Così abbiamo seguito virtute e canoscenza; ci siamo spinti fino alle colonne d’Ercole del sapere per poter comprendere noi stessi e il mondo che ci circonda.

Abbiamo pianto per la morte di Ettore insieme a suo padre Priamo, abbiamo accecato il Ciclope con Odisseo, e portato in spalle Anchise come Enea, scoperto che cosa vuol dire amare, soffrire, perdersi.

Abbiamo dialogato con Socrate alla ricerca della verità e siamo rimasti stupiti nello scoprire che l’essere umano in fondo è sempre lo stesso, non importa quanti secoli siano passati o come sia cambiata la società.

Ci siamo tuffati nel passato per comprendere il presente ed apprezzarlo, noi eravamo presenti quando l’esercito delle poleis greche ha sconfitto i Persiani alle Termopili.

Come Ulisse abbiamo patito dolori nel cuore, trascorso lunghe notti a studiare al chiaro di Luna, unica speranza quella di riuscire a memorizzare qualche verso in greco. Ma il giorno dopo eravamo lo stesso pronti a ridere e scherzare in classe, a vivere moments of being, momenti di esistenza.

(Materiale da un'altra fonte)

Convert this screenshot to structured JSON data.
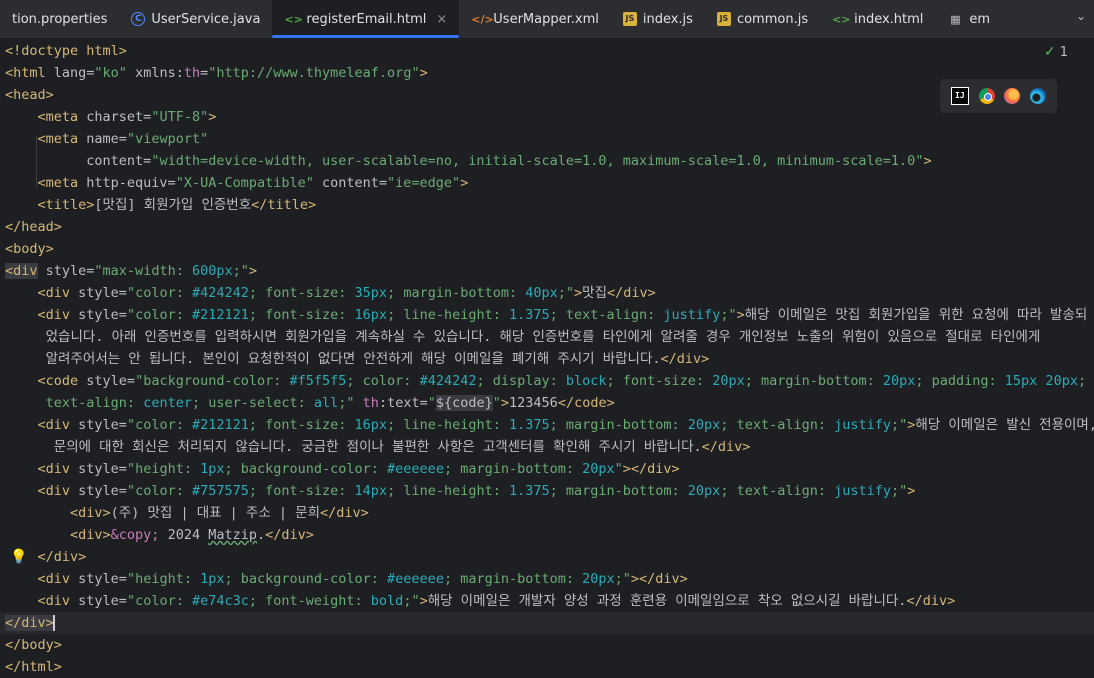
{
  "tabs": [
    {
      "label": "tion.properties",
      "icon": "properties-file-icon"
    },
    {
      "label": "UserService.java",
      "icon": "java-class-icon"
    },
    {
      "label": "registerEmail.html",
      "icon": "html-file-icon",
      "active": true
    },
    {
      "label": "UserMapper.xml",
      "icon": "xml-file-icon"
    },
    {
      "label": "index.js",
      "icon": "js-file-icon"
    },
    {
      "label": "common.js",
      "icon": "js-file-icon"
    },
    {
      "label": "index.html",
      "icon": "html-file-icon"
    },
    {
      "label": "em",
      "icon": "table-icon"
    }
  ],
  "tab_close": "×",
  "inspection_count": "1",
  "code": {
    "l1": "<!doctype html>",
    "l2_open": "<html",
    "l2_attr1": " lang=",
    "l2_val1": "\"ko\"",
    "l2_attr2": " xmlns:",
    "l2_ns": "th",
    "l2_eq": "=",
    "l2_val2": "\"http://www.thymeleaf.org\"",
    "l2_close": ">",
    "l3": "<head>",
    "l4_tag": "<meta",
    "l4_attr": " charset=",
    "l4_val": "\"UTF-8\"",
    "l4_close": ">",
    "l5_tag": "<meta",
    "l5_attr": " name=",
    "l5_val": "\"viewport\"",
    "l6_attr": "content=",
    "l6_val": "\"width=device-width, user-scalable=no, initial-scale=1.0, maximum-scale=1.0, minimum-scale=1.0\"",
    "l6_close": ">",
    "l7_tag": "<meta",
    "l7_attr1": " http-equiv=",
    "l7_val1": "\"X-UA-Compatible\"",
    "l7_attr2": " content=",
    "l7_val2": "\"ie=edge\"",
    "l7_close": ">",
    "l8_open": "<title>",
    "l8_text": "[맛집] 회원가입 인증번호",
    "l8_close": "</title>",
    "l9": "</head>",
    "l10": "<body>",
    "l11_open": "<div",
    "l11_attr": " style=",
    "l11_v1": "\"max-width: ",
    "l11_n1": "600px",
    "l11_v2": ";\"",
    "l11_close": ">",
    "l12_tag": "<div",
    "l12_attr": " style=",
    "l12_v1": "\"color: ",
    "l12_n1": "#424242",
    "l12_v2": "; font-size: ",
    "l12_n2": "35px",
    "l12_v3": "; margin-bottom: ",
    "l12_n3": "40px",
    "l12_v4": ";\"",
    "l12_gt": ">",
    "l12_text": "맛집",
    "l12_close": "</div>",
    "l13_tag": "<div",
    "l13_attr": " style=",
    "l13_v1": "\"color: ",
    "l13_n1": "#212121",
    "l13_v2": "; font-size: ",
    "l13_n2": "16px",
    "l13_v3": "; line-height: ",
    "l13_n3": "1.375",
    "l13_v4": "; text-align: ",
    "l13_n4": "justify",
    "l13_v5": ";\"",
    "l13_gt": ">",
    "l13_text": "해당 이메일은 맛집 회원가입을 위한 요청에 따라 발송되",
    "l14_text": "었습니다. 아래 인증번호를 입력하시면 회원가입을 계속하실 수 있습니다. 해당 인증번호를 타인에게 알려줄 경우 개인정보 노출의 위험이 있음으로 절대로 타인에게",
    "l15_text": "알려주어서는 안 됩니다. 본인이 요청한적이 없다면 안전하게 해당 이메일을 폐기해 주시기 바랍니다.",
    "l15_close": "</div>",
    "l16_tag": "<code",
    "l16_attr": " style=",
    "l16_v1": "\"background-color: ",
    "l16_n1": "#f5f5f5",
    "l16_v2": "; color: ",
    "l16_n2": "#424242",
    "l16_v3": "; display: ",
    "l16_n3": "block",
    "l16_v4": "; font-size: ",
    "l16_n4": "20px",
    "l16_v5": "; margin-bottom: ",
    "l16_n5": "20px",
    "l16_v6": "; padding: ",
    "l16_n6": "15px 20px",
    "l16_v7": ";",
    "l17_v1": "text-align: ",
    "l17_n1": "center",
    "l17_v2": "; user-select: ",
    "l17_n2": "all",
    "l17_v3": ";\"",
    "l17_ns": " th",
    "l17_attr": ":text=",
    "l17_q1": "\"",
    "l17_expr": "${code}",
    "l17_q2": "\"",
    "l17_gt": ">",
    "l17_text": "123456",
    "l17_close": "</code>",
    "l18_tag": "<div",
    "l18_attr": " style=",
    "l18_v1": "\"color: ",
    "l18_n1": "#212121",
    "l18_v2": "; font-size: ",
    "l18_n2": "16px",
    "l18_v3": "; line-height: ",
    "l18_n3": "1.375",
    "l18_v4": "; margin-bottom: ",
    "l18_n4": "20px",
    "l18_v5": "; text-align: ",
    "l18_n5": "justify",
    "l18_v6": ";\"",
    "l18_gt": ">",
    "l18_text": "해당 이메일은 발신 전용이며,",
    "l19_text": "문의에 대한 회신은 처리되지 않습니다. 궁금한 점이나 불편한 사항은 고객센터를 확인해 주시기 바랍니다.",
    "l19_close": "</div>",
    "l20_tag": "<div",
    "l20_attr": " style=",
    "l20_v1": "\"height: ",
    "l20_n1": "1px",
    "l20_v2": "; background-color: ",
    "l20_n2": "#eeeeee",
    "l20_v3": "; margin-bottom: ",
    "l20_n3": "20px",
    "l20_v4": "\"",
    "l20_close": "></div>",
    "l21_tag": "<div",
    "l21_attr": " style=",
    "l21_v1": "\"color: ",
    "l21_n1": "#757575",
    "l21_v2": "; font-size: ",
    "l21_n2": "14px",
    "l21_v3": "; line-height: ",
    "l21_n3": "1.375",
    "l21_v4": "; margin-bottom: ",
    "l21_n4": "20px",
    "l21_v5": "; text-align: ",
    "l21_n5": "justify",
    "l21_v6": ";\"",
    "l21_gt": ">",
    "l22_open": "<div>",
    "l22_text": "(주) 맛집 | 대표 | 주소 | 문희",
    "l22_close": "</div>",
    "l23_open": "<div>",
    "l23_ent": "&copy;",
    "l23_text": " 2024 ",
    "l23_word": "Matzip",
    "l23_dot": ".",
    "l23_close": "</div>",
    "l24": "</div>",
    "l25_tag": "<div",
    "l25_attr": " style=",
    "l25_v1": "\"height: ",
    "l25_n1": "1px",
    "l25_v2": "; background-color: ",
    "l25_n2": "#eeeeee",
    "l25_v3": "; margin-bottom: ",
    "l25_n3": "20px",
    "l25_v4": ";\"",
    "l25_close": "></div>",
    "l26_tag": "<div",
    "l26_attr": " style=",
    "l26_v1": "\"color: ",
    "l26_n1": "#e74c3c",
    "l26_v2": "; font-weight: ",
    "l26_n2": "bold",
    "l26_v3": ";\"",
    "l26_gt": ">",
    "l26_text": "해당 이메일은 개발자 양성 과정 훈련용 이메일임으로 착오 없으시길 바랍니다.",
    "l26_close": "</div>",
    "l27": "</div>",
    "l28": "</body>",
    "l29": "</html>"
  },
  "colors": {
    "accent": "#3574f0",
    "tag": "#d5b778",
    "string": "#6aab73",
    "number": "#2aacb8",
    "keyword": "#c77dbb"
  }
}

Abbiamo innalzato canti rituali nella speranza di non essere interrogati, capito che la matematica non sarebbe mai stato il nostro mestiere e compreso l’espressione che il greco antico apre la mente.

Ci siamo ritrovati sul lettino di Freud per farci psicanalizzare. Ci ha aiutato a comprendere i nostri traumi, abbattendo il muro delle poche certezze che avevamo.

Altre volte invece ci siamo sentiti un po’ come l’albatros di Baudelaire, fuori posto nel mondo reale, prigionieri delle convenzioni, impossibilitati a prendere il volo e a rifugiarci nell’Azzurro.

Quest’Odissea ormai è giunta al termine. Riusciamo a intravedere in lontananza i contorni di Itaca. Siamo quasi giunti e, una volta arrivati, potremo riposarci, consapevoli però che presto salperemo per un nuovo viaggio. E come Ulisse sulla spiaggia di Calipso, quando rivolgeremo lo sguardo verso il mare di ricordi, piangeremo dolci lacrime di nostalgia rimembrando i cari incontri.

Chissà che cosa la sorte ha in serbo per noi e per voi. E voi che verrete dopo di noi, abbiate il coraggio di salpare con questa nave veloce verso terre incognite e fascinose e lasciatevi cullare dal canto ipnotico del mondo antico che vi chiama a conoscere voi stessi e ad amare l’umanità.